If you've ever sat down on your couch on a Sunday afternoon in the Fall to watch some football, you're probably more than familiar with the NHL's Red Zone channel. It's a station that flips back and forth between all the games showing every score and focusing on games when teams are closing in on scores, in the red zone. And it has no commercials. Watching the NFL has never been better.
It has made many a hockey fan wonder; could the NHL ever have a similar channel? Typically, Tuesday, Thursday and Saturday nights are full of games going on simultaneously and it's tough to keep up with them all at once.
Well maybe the new mega TV deal in Canada will test this theory out. Rogers Communications, which owns Sportsnet, became the TV network of the NHL in Canada on Tuesday. It's a big undertaking and already they are mapping out what it would look like. For example, this is what a Saturday night could be like under the new contract.
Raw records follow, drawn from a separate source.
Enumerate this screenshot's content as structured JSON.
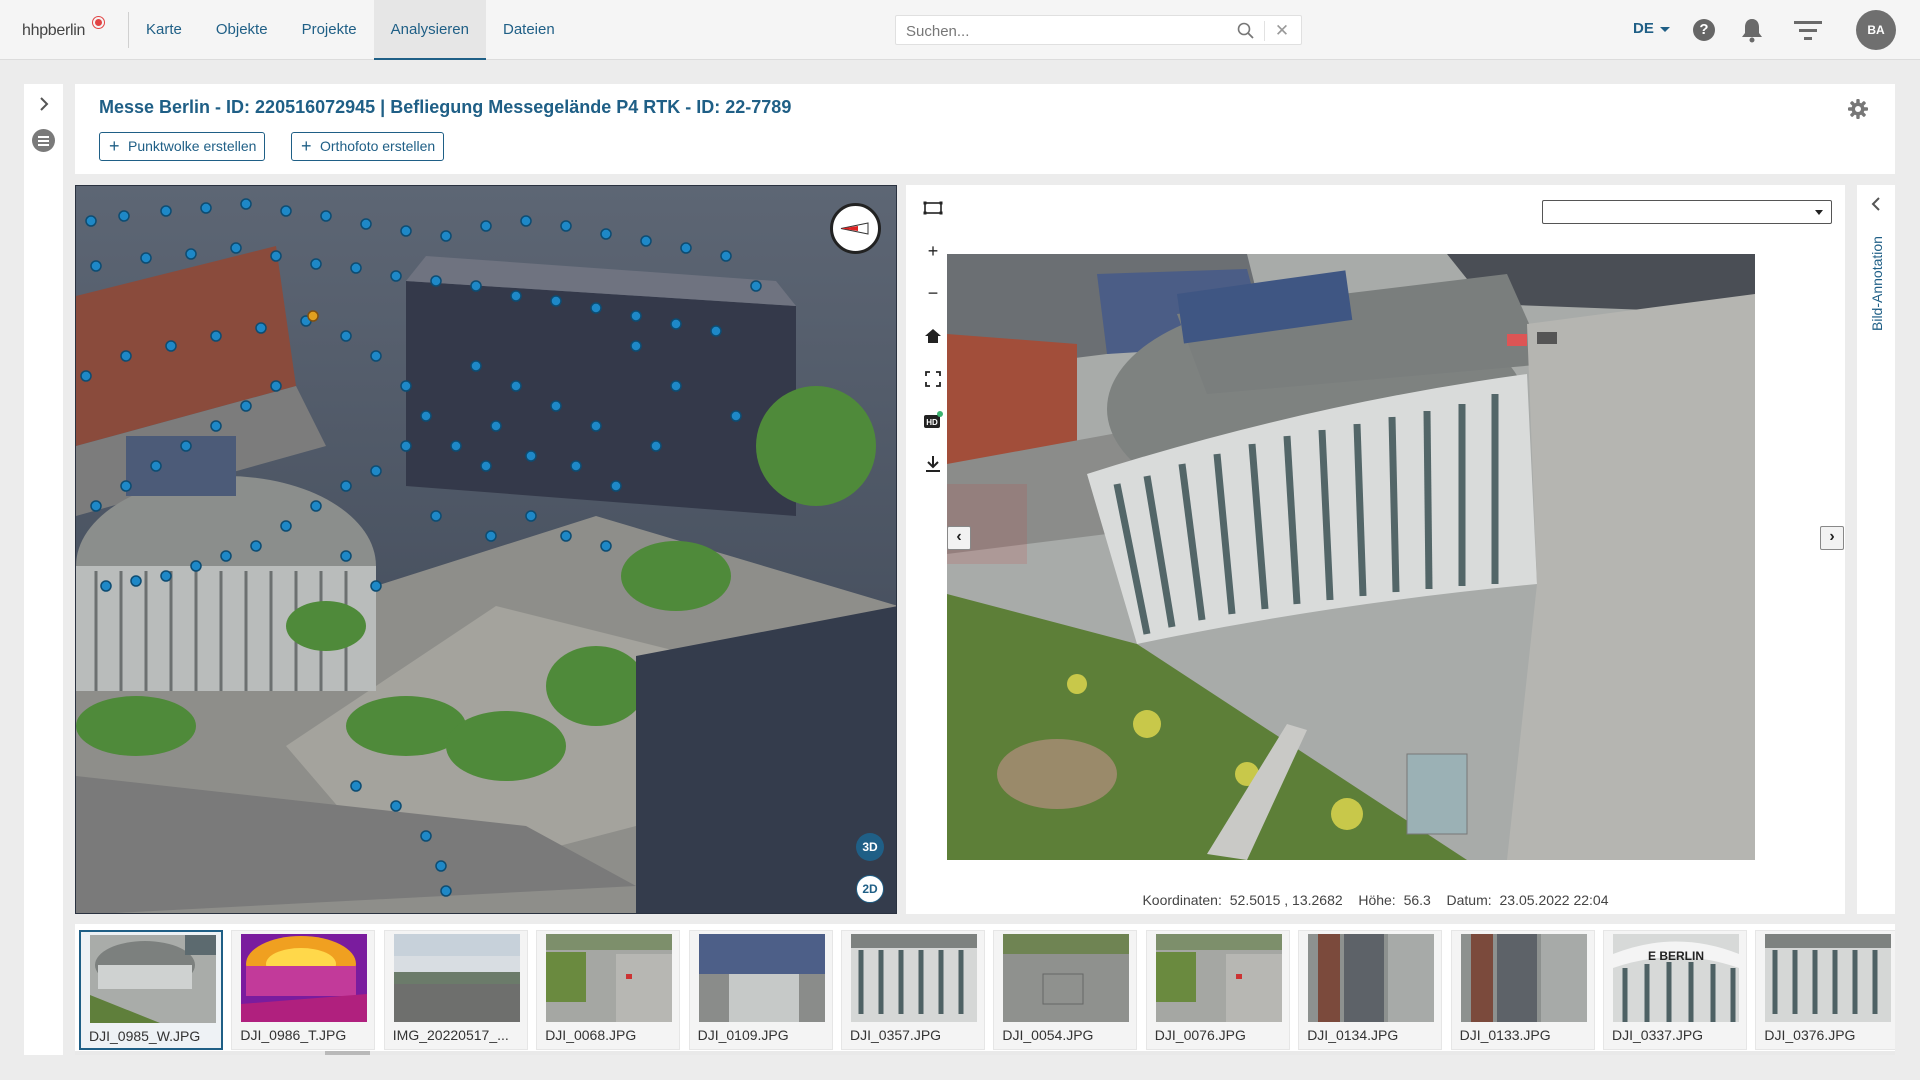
{
  "app": {
    "logo_text": "hhpberlin"
  },
  "nav": {
    "items": [
      {
        "label": "Karte"
      },
      {
        "label": "Objekte"
      },
      {
        "label": "Projekte"
      },
      {
        "label": "Analysieren",
        "active": true
      },
      {
        "label": "Dateien"
      }
    ]
  },
  "search": {
    "placeholder": "Suchen...",
    "value": ""
  },
  "user": {
    "language": "DE",
    "initials": "BA"
  },
  "header": {
    "title": "Messe Berlin - ID: 220516072945 | Befliegung Messegelände P4 RTK - ID: 22-7789",
    "buttons": [
      {
        "label": "Punktwolke erstellen"
      },
      {
        "label": "Orthofoto erstellen"
      }
    ]
  },
  "viewer": {
    "mode_3d_label": "3D",
    "mode_2d_label": "2D",
    "hd_label": "HD"
  },
  "image_panel": {
    "dropdown_value": "",
    "coords_label": "Koordinaten:",
    "coords_value": "52.5015 , 13.2682",
    "height_label": "Höhe:",
    "height_value": "56.3",
    "date_label": "Datum:",
    "date_value": "23.05.2022 22:04"
  },
  "annotation": {
    "label": "Bild-Annotation"
  },
  "thumbnails": [
    {
      "name": "DJI_0985_W.JPG",
      "selected": true,
      "kind": "aerial"
    },
    {
      "name": "DJI_0986_T.JPG",
      "kind": "thermal"
    },
    {
      "name": "IMG_20220517_...",
      "kind": "ground"
    },
    {
      "name": "DJI_0068.JPG",
      "kind": "roof"
    },
    {
      "name": "DJI_0109.JPG",
      "kind": "solar"
    },
    {
      "name": "DJI_0357.JPG",
      "kind": "facade"
    },
    {
      "name": "DJI_0054.JPG",
      "kind": "plaza"
    },
    {
      "name": "DJI_0076.JPG",
      "kind": "roof"
    },
    {
      "name": "DJI_0134.JPG",
      "kind": "road"
    },
    {
      "name": "DJI_0133.JPG",
      "kind": "road"
    },
    {
      "name": "DJI_0337.JPG",
      "kind": "berlin",
      "sign": "E BERLIN"
    },
    {
      "name": "DJI_0376.JPG",
      "kind": "facade"
    }
  ],
  "colors": {
    "accent": "#1f5f86",
    "camera_point": "#1e88c7",
    "thermal": "#e0801a"
  }
}
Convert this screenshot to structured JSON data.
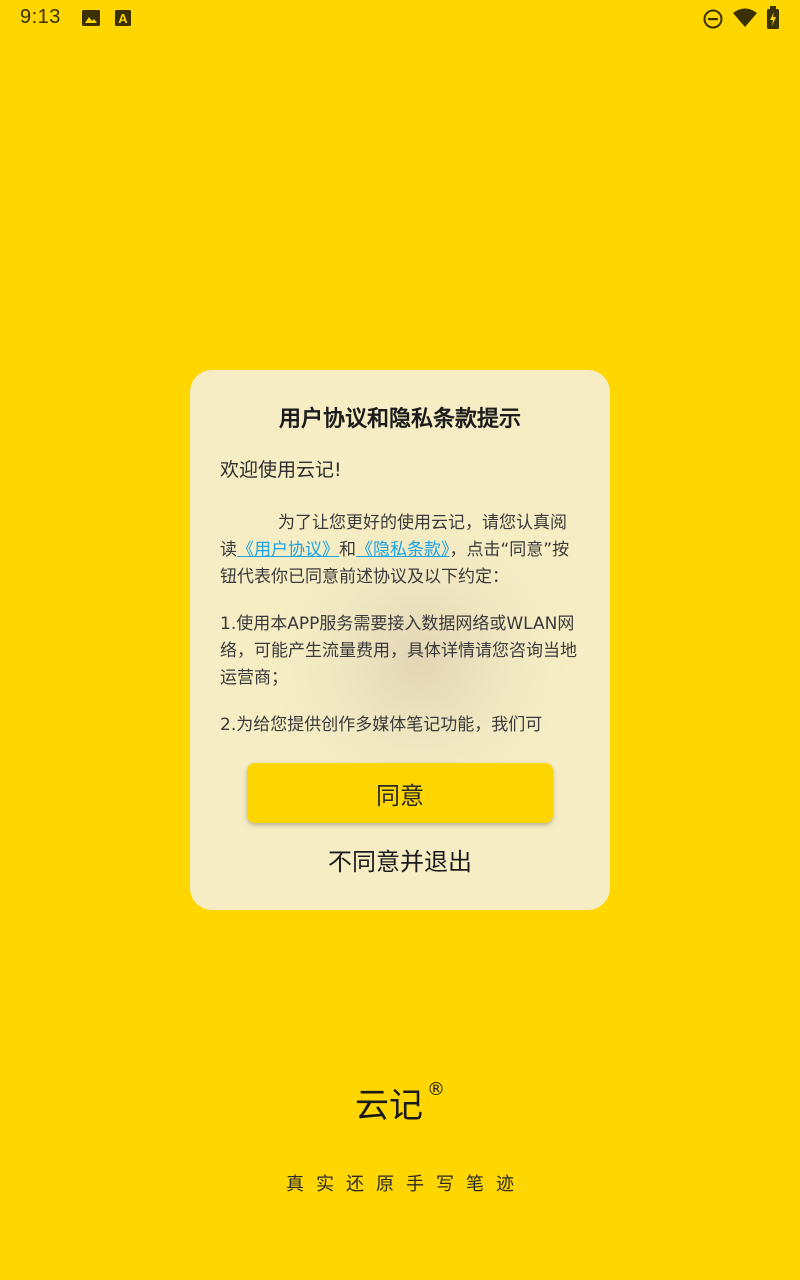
{
  "status_bar": {
    "time": "9:13",
    "icons": [
      "image-icon",
      "a-icon",
      "do-not-disturb-icon",
      "wifi-icon",
      "battery-icon"
    ]
  },
  "dialog": {
    "title": "用户协议和隐私条款提示",
    "welcome": "欢迎使用云记!",
    "para1_intro": "为了让您更好的使用云记，请您认真阅读",
    "user_agreement_link": "《用户协议》",
    "and_text": "和",
    "privacy_link": "《隐私条款》",
    "para1_tail": "，点击“同意”按钮代表你已同意前述协议及以下约定：",
    "para2": " 1.使用本APP服务需要接入数据网络或WLAN网络，可能产生流量费用，具体详情请您咨询当地运营商；",
    "para3": " 2.为给您提供创作多媒体笔记功能，我们可",
    "agree_label": "同意",
    "disagree_label": "不同意并退出"
  },
  "brand": {
    "name": "云记",
    "reg_mark": "®",
    "tagline": "真实还原手写笔迹"
  },
  "colors": {
    "background": "#FFD600",
    "dialog_bg": "#F6EDC4",
    "link": "#1aa3e8",
    "button": "#FFD600"
  }
}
New deal gives fans more games, more content, more choice and more flexibility. What a Saturday might look like: pic.twitter.com/AxvLWrFw64— Sportsnet PR (@SportsnetPR) November 26, 2013
You'll notice that Sportsnet NHL and a French equivalent have listed "Ice Surfing" from 7 p.m. until 1 a.m. Eastern. It comes complete with a logo and everything.
While there wasn't much information provided about this Ice Surfing channel on Tuesday, it seems pretty easy to deduce what is going on here.
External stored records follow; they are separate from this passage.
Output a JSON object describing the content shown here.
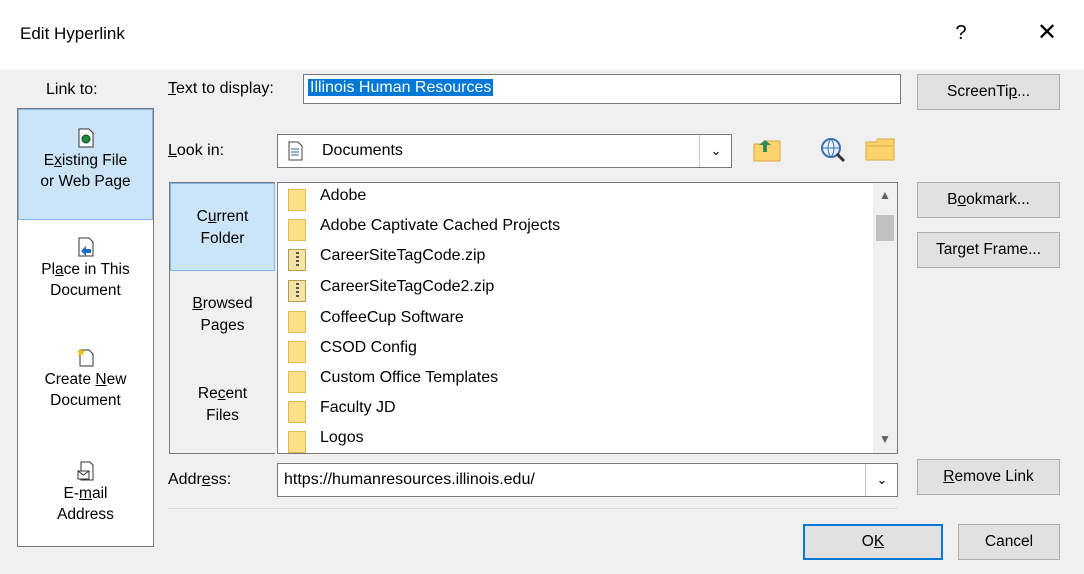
{
  "window": {
    "title": "Edit Hyperlink",
    "help_glyph": "?",
    "close_glyph": "✕"
  },
  "link_to": {
    "title": "Link to:",
    "items": [
      {
        "icon": "web-page-file-icon",
        "pre": "E",
        "u": "x",
        "post": "isting File",
        "line2": "or Web Page",
        "selected": true
      },
      {
        "icon": "place-in-document-icon",
        "pre": "Pl",
        "u": "a",
        "post": "ce in This",
        "line2": "Document",
        "selected": false
      },
      {
        "icon": "new-document-icon",
        "pre": "Create ",
        "u": "N",
        "post": "ew",
        "line2": "Document",
        "selected": false
      },
      {
        "icon": "email-address-icon",
        "pre": "E-",
        "u": "m",
        "post": "ail",
        "line2": "Address",
        "selected": false
      }
    ]
  },
  "text_to_display": {
    "label_u": "T",
    "label_rest": "ext to display:",
    "value": "Illinois Human Resources"
  },
  "screentip": {
    "pre": "ScreenTi",
    "u": "p",
    "post": "..."
  },
  "look_in": {
    "label_u": "L",
    "label_rest": "ook in:",
    "value": "Documents"
  },
  "toolbar_icons": [
    "up-one-folder-icon",
    "browse-web-icon",
    "browse-file-icon"
  ],
  "places": [
    {
      "pre": "C",
      "u": "u",
      "post": "rrent",
      "line2": "Folder",
      "selected": true
    },
    {
      "pre": "",
      "u": "B",
      "post": "rowsed",
      "line2": "Pages",
      "selected": false
    },
    {
      "pre": "Re",
      "u": "c",
      "post": "ent",
      "line2": "Files",
      "selected": false
    }
  ],
  "files": [
    {
      "name": "Adobe",
      "type": "folder"
    },
    {
      "name": "Adobe Captivate Cached Projects",
      "type": "folder"
    },
    {
      "name": "CareerSiteTagCode.zip",
      "type": "zip"
    },
    {
      "name": "CareerSiteTagCode2.zip",
      "type": "zip"
    },
    {
      "name": "CoffeeCup Software",
      "type": "folder"
    },
    {
      "name": "CSOD Config",
      "type": "folder"
    },
    {
      "name": "Custom Office Templates",
      "type": "folder"
    },
    {
      "name": "Faculty JD",
      "type": "folder"
    },
    {
      "name": "Logos",
      "type": "folder"
    }
  ],
  "bookmark": {
    "pre": "B",
    "u": "o",
    "post": "okmark..."
  },
  "target_frame": {
    "pre": "Tar",
    "u": "g",
    "post": "et Frame..."
  },
  "address": {
    "label_pre": "Addr",
    "label_u": "e",
    "label_post": "ss:",
    "value": "https://humanresources.illinois.edu/"
  },
  "remove_link": {
    "pre": "",
    "u": "R",
    "post": "emove Link"
  },
  "ok": {
    "pre": "O",
    "u": "K",
    "post": ""
  },
  "cancel": {
    "label": "Cancel"
  },
  "colors": {
    "selection_highlight": "#0078d7",
    "selected_item_bg": "#cce4f7",
    "folder_yellow": "#ffe08a"
  }
}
That Ice Surfing channel sure looks a lot like NHL Red Zone to me.— Steve Lepore (@stevelepore) November 26, 2013
Sounds about right. Let's go ahead and assume that is what we're looking at here, an attempt at a Red Zone-type channel in Canada. The questions beyond that are plentiful. How would it work? Would it be sans commercials too? Would it ever be available to people in the States?
It's hard to find a suitable engine to run a Red Zone-type channel given how fluid and up-and-down hockey is. But the closest equivalent the NHL has to the red zone in its game is of course the power play. Scoring action picks up a lot when teams go on the man advantage. If there is a power play happening? Flip to that game. Two power plays? You can use a double box on the screen. Heck, the NFL channel has gone to a quadruple box at busy moments on an NFL Sunday.
As for other goals being scored, well the show would serve as pretty much an instant highlight reel for those, faster than you'd see elsewhere. It would provide an ideal way to follow the entire league instead of just one game if that's your interest.
If this indeed is what the channel is designed for, it's hard to imagine it wouldn't make it's way to the States in some capacity soon enough should it be a hit for Sportsnet (and why wouldn't it be?). What might make the most sense is having it become a permanent channel on the NHL Center Ice package, making it a pay-per channel.
So if this Ice Surfing block indeed is designed to be a Red Zone-esque channel for hockey, this massive television deal reached on Tuesday could be a boon for everybody.